Since that time, Marino and his team have directed some $297 million worth of improvements, and another $100 million is in the works. It happened one step at a time.
Recalls Marino, “In the latter part of 1996 we started rolling. We knew we had to find a cash cow, and that was the first parking garage. We had to find a way of securing some money — not having debt on the garage, it would be the cash cow to support other revenue bonds.
“We ended up with 13 funding sources to pay for this terminal building. If you’re going to do $297 million in about nine years, 80-something projects, you’d better come up with some creative ways of doing it.”

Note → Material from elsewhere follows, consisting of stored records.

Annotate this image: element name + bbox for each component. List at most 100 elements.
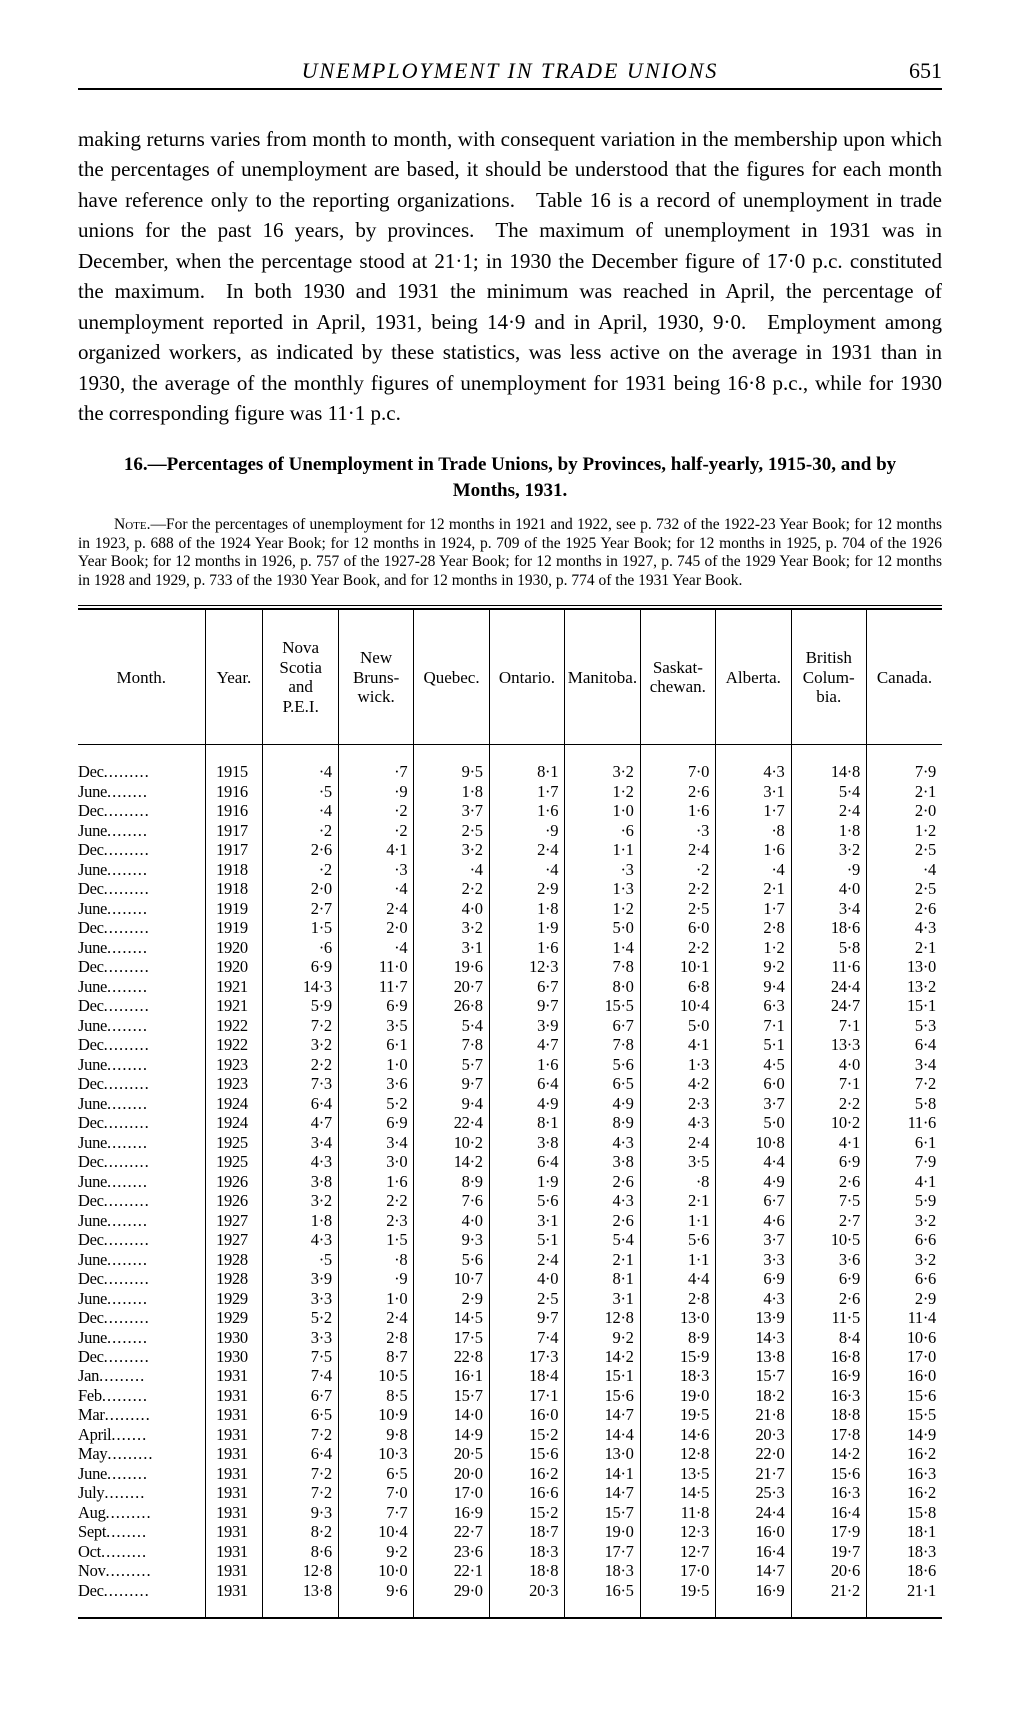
cell-value: 5·6 xyxy=(414,1250,489,1269)
cell-value: 4·3 xyxy=(716,1289,791,1308)
cell-year: 1918 xyxy=(205,879,263,898)
cell-value: 6·9 xyxy=(791,1269,866,1288)
cell-value: 4·3 xyxy=(565,1191,640,1210)
cell-month: June........ xyxy=(78,1016,205,1035)
cell-value: 6·9 xyxy=(338,1113,413,1132)
cell-value: 9·3 xyxy=(414,1230,489,1249)
cell-value: 7·8 xyxy=(565,1035,640,1054)
cell-value: 7·1 xyxy=(716,1016,791,1035)
cell-value: ·4 xyxy=(489,860,564,879)
cell-value: 13·2 xyxy=(866,977,942,996)
cell-month: Dec......... xyxy=(78,1113,205,1132)
cell-value: 4·9 xyxy=(565,1094,640,1113)
cell-value: 2·0 xyxy=(263,879,338,898)
table-row: June........19232·21·05·71·65·61·34·54·0… xyxy=(78,1055,942,1074)
cell-value: 5·9 xyxy=(866,1191,942,1210)
cell-year: 1931 xyxy=(205,1366,263,1385)
cell-value: 15·2 xyxy=(489,1503,564,1522)
cell-value: 2·4 xyxy=(640,840,715,859)
cell-year: 1917 xyxy=(205,821,263,840)
cell-value: 6·1 xyxy=(866,1133,942,1152)
cell-value: 4·0 xyxy=(489,1269,564,1288)
cell-value: 10·1 xyxy=(640,957,715,976)
cell-value: 6·4 xyxy=(866,1035,942,1054)
cell-value: 16·3 xyxy=(791,1386,866,1405)
cell-value: 4·3 xyxy=(565,1133,640,1152)
cell-value: 6·5 xyxy=(263,1405,338,1424)
table-row: Dec.........19172·64·13·22·41·12·41·63·2… xyxy=(78,840,942,859)
cell-value: ·5 xyxy=(263,782,338,801)
cell-value: ·8 xyxy=(640,1172,715,1191)
cell-month: Dec......... xyxy=(78,1581,205,1617)
cell-month: Dec......... xyxy=(78,1191,205,1210)
cell-value: 1·7 xyxy=(716,801,791,820)
cell-value: 5·0 xyxy=(716,1113,791,1132)
cell-value: 3·2 xyxy=(866,1250,942,1269)
cell-value: 1·6 xyxy=(716,840,791,859)
cell-value: ·2 xyxy=(263,821,338,840)
cell-value: ·5 xyxy=(263,1250,338,1269)
cell-value: 4·3 xyxy=(640,1113,715,1132)
table-row: June........192114·311·720·76·78·06·89·4… xyxy=(78,977,942,996)
cell-value: 15·5 xyxy=(866,1405,942,1424)
cell-value: 16·4 xyxy=(791,1503,866,1522)
cell-value: 4·6 xyxy=(716,1211,791,1230)
cell-year: 1919 xyxy=(205,899,263,918)
table-row: June........1918·2·3·4·4·3·2·4·9·4 xyxy=(78,860,942,879)
table-row: Dec.........19274·31·59·35·15·45·63·710·… xyxy=(78,1230,942,1249)
cell-value: 7·4 xyxy=(263,1366,338,1385)
cell-year: 1915 xyxy=(205,745,263,782)
cell-month: June........ xyxy=(78,1250,205,1269)
cell-value: 6·4 xyxy=(489,1074,564,1093)
cell-value: 13·8 xyxy=(716,1347,791,1366)
cell-value: 24·7 xyxy=(791,996,866,1015)
cell-value: 5·4 xyxy=(791,782,866,801)
cell-value: 6·9 xyxy=(263,957,338,976)
cell-value: 18·3 xyxy=(565,1561,640,1580)
cell-year: 1931 xyxy=(205,1522,263,1541)
cell-value: 18·6 xyxy=(866,1561,942,1580)
cell-value: 16·9 xyxy=(716,1581,791,1617)
cell-value: ·3 xyxy=(338,860,413,879)
cell-value: 17·3 xyxy=(489,1347,564,1366)
running-title: UNEMPLOYMENT IN TRADE UNIONS xyxy=(138,60,882,82)
cell-value: 15·1 xyxy=(866,996,942,1015)
cell-value: 10·9 xyxy=(338,1405,413,1424)
cell-value: 4·2 xyxy=(640,1074,715,1093)
cell-year: 1925 xyxy=(205,1152,263,1171)
cell-value: 1·7 xyxy=(489,782,564,801)
cell-value: 2·5 xyxy=(640,899,715,918)
cell-value: ·2 xyxy=(338,801,413,820)
cell-year: 1931 xyxy=(205,1405,263,1424)
cell-value: 5·6 xyxy=(565,1055,640,1074)
cell-value: ·6 xyxy=(565,821,640,840)
cell-value: 16·0 xyxy=(866,1366,942,1385)
running-head: UNEMPLOYMENT IN TRADE UNIONS 651 xyxy=(78,60,942,90)
cell-value: 1·6 xyxy=(338,1172,413,1191)
table-head: Month.Year.NovaScotiaandP.E.I.NewBruns­w… xyxy=(78,610,942,745)
cell-value: 12·8 xyxy=(263,1561,338,1580)
cell-value: 15·6 xyxy=(791,1464,866,1483)
cell-month: Dec......... xyxy=(78,1152,205,1171)
cell-value: 18·4 xyxy=(489,1366,564,1385)
cell-year: 1924 xyxy=(205,1113,263,1132)
cell-value: 3·9 xyxy=(263,1269,338,1288)
cell-value: 2·1 xyxy=(716,879,791,898)
cell-value: 19·5 xyxy=(640,1405,715,1424)
cell-value: 14·3 xyxy=(263,977,338,996)
cell-year: 1931 xyxy=(205,1464,263,1483)
cell-value: 10·7 xyxy=(414,1269,489,1288)
cell-value: 8·1 xyxy=(565,1269,640,1288)
table-row: June........19192·72·44·01·81·22·51·73·4… xyxy=(78,899,942,918)
cell-value: 18·3 xyxy=(866,1542,942,1561)
cell-value: 10·2 xyxy=(791,1113,866,1132)
cell-month: June........ xyxy=(78,977,205,996)
cell-year: 1928 xyxy=(205,1250,263,1269)
cell-value: 13·9 xyxy=(716,1308,791,1327)
cell-value: 9·8 xyxy=(338,1425,413,1444)
cell-value: 7·0 xyxy=(338,1483,413,1502)
cell-value: 9·4 xyxy=(414,1094,489,1113)
cell-value: 22·7 xyxy=(414,1522,489,1541)
cell-value: 1·1 xyxy=(565,840,640,859)
cell-value: 4·9 xyxy=(716,1172,791,1191)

The airport also instituted a $4.50 passenger facility charge for the terminal project as well as a $3.25/day customer facility charge to build a new rental car facility adjacent to the terminal.
Marino points out that $184 million of the projects were in process pre-Katrina. “It wasn’t done for Katrina,” he says. “We had all this wonderful new capacity — in one day, it’s gone.”
The airport is also seeking other sources of revenue, evidenced by a recent agreement to lease 112 acres to Coca Cola for a distribution plant. And, it continues to seek opportunities in the MRO (maintenance/repair/overhaul) market. It currently hosts a Delta regional jet maintenance facility, which is growing, and is working to put in an on-airport A&P technician school to feed that labor segment.
In January, the airport announced another $100 million for construction, much of it focused on airfield upgrades. BTR officials have submitted a letter of intent application with FAA for $40 million.
Comments Ralph Hennessy, assistant director, “We had completed a master plan in 2004. Traffic forecasts were mainly for an RJ fleet. As a result of the hurricane, we started getting a lot more mainline aircraft. FedEx started coming in with their Airbus’s. We had military aircraft coming in — C-17s, C-5s. All that weight accelerated what had been projected as a need in five years to two years.” Projects include reconstruction of the primary runway, four taxiways, an ILS, and more airfield accommodation for business aviation that has relocated from New Orleans.
Making it attractive to airlines
Baton Rouge Metropolitan recently welcomed its first low-fare carrier, Frontier, which is flying direct to Denver International. The airport put together a $1 million incentive package, much of it centered on rent concessions and marketing. BTR’s annual marketing budget is $500,000.
To quell concerns in the community about subsidizing a new entrant, the airport contracted with Louisiana State University, based here, to uncover the economic impact of adding the low-fare airline.
Says Marino, “Their investment to come to Baton Rouge — equipment, allocation of resources — is $9.8 million. They make a substantial investment to the community. The community has to step up.
“We haven’t stopped with low-fare; now we have to look to the east.”
Marino emphasizes the need to keep costs reasonable to the carriers while maintaining a level of service. Thus, the airport controls all gates and provides all furnishings, ticket counters, and flight displays.